At the founding of Alevo Group SA Jostein distributed some shares to management who in turn had to grant him the voting rights over those shares (the cashba modus operandi helps to explain why). Any transfer of shares was subject to board approval, and this continued until early 2016 when, as part of an ultimately failed fund-raising round aimed at Danske Bank, this stipulation was removed as it would not sit well with Danske’s clients. Jostein had set up the ground rules for others who wanted to trade in their shares had to follow, and which he should also follow?
In 2012 the then CFO had even asked Jostein why the shares were registered in this way, and was simply told that one of the (not specified) early shareholders had asked for the shares to be registered in such a way.
The report on how to launder money (which explained how Alevo facilitated this) that subsequently appeared sheds light on the real reason why this convoluted share registry was actually adopted.
Dormant shareholders’ rights: These rights relate to either so-called Dispo share or to depository shares. Dispo shares in Swiss parlance are share purchased through the banking system for which the beneficial owner has not filed a request for registration as a shareholder of the company. These shares do not vote at all, but they play a role for issues of quorum. Depository shares are registered shares endorsed in blank or bearer shares held by banks or other financial institutions in custody for their clients, for which they hold standard powers of attorney developed by the banks for their representation in the general meeting of shareholders. The standard powers of attorney used usually reflect the gist of the law on the subject.

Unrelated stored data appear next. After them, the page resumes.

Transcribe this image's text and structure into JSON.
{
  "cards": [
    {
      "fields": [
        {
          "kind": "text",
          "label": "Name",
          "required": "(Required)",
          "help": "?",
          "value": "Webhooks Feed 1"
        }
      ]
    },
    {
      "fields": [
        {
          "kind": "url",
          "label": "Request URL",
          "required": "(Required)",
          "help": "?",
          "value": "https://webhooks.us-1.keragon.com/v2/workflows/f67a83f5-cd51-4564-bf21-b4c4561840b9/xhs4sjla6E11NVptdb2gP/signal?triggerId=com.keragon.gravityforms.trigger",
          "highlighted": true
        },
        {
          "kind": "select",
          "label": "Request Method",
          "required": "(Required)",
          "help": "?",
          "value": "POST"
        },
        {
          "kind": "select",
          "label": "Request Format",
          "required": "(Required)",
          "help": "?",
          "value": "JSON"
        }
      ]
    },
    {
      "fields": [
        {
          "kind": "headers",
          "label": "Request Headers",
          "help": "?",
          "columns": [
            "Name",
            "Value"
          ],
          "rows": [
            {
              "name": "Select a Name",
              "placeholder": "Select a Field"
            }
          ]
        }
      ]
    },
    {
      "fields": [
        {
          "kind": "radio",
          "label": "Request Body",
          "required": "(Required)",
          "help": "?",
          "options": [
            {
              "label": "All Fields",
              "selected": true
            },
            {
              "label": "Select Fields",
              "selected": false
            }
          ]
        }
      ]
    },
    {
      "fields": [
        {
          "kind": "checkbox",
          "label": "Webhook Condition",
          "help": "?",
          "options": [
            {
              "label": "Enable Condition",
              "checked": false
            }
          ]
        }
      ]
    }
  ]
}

This template provides that, in the absence of instructions, the proxy will vote in favour of the motions of the board of directors.
https://www.iflr.com/Article/1984438/Switzerland.html
This system appears to actually have been used so that those initial shareholders could avoid appearing in the shareholding registry and would instead benefit from the relative anonymity offered by the dispo shares. Additionaly, shares could be freely traded under the guise of this anonymity; one rule for the early investors, another for shares for management and subsequent investors. Another question that arises is whether or not Jostein even bothered to formally request permission from the board when he sold some of his own shares before 2016?
The Norwegian bank DNB had a depository share account that held a large proportion of the Alevo shares, and these shareholders were not registered in the Swiss share registry. A grey market in the shares of Alevo developed with many actors using shares in Alevo as security for grey market loans. Following suspicions of irregularities DNB eventually suspended all trading in Alevo shares in the summer of 2016.
On July 1, 2015 Switzerland enacted new rules to force unlisted companies to hold proper share registries of beneficial owners. In May 2017 Markus Alder even disclosed in front a judge in Norway that Alevo around 2015 was not even able to compile a proper shareholders’ register and didn’t really know who all the shareholders were, and how many shares they held.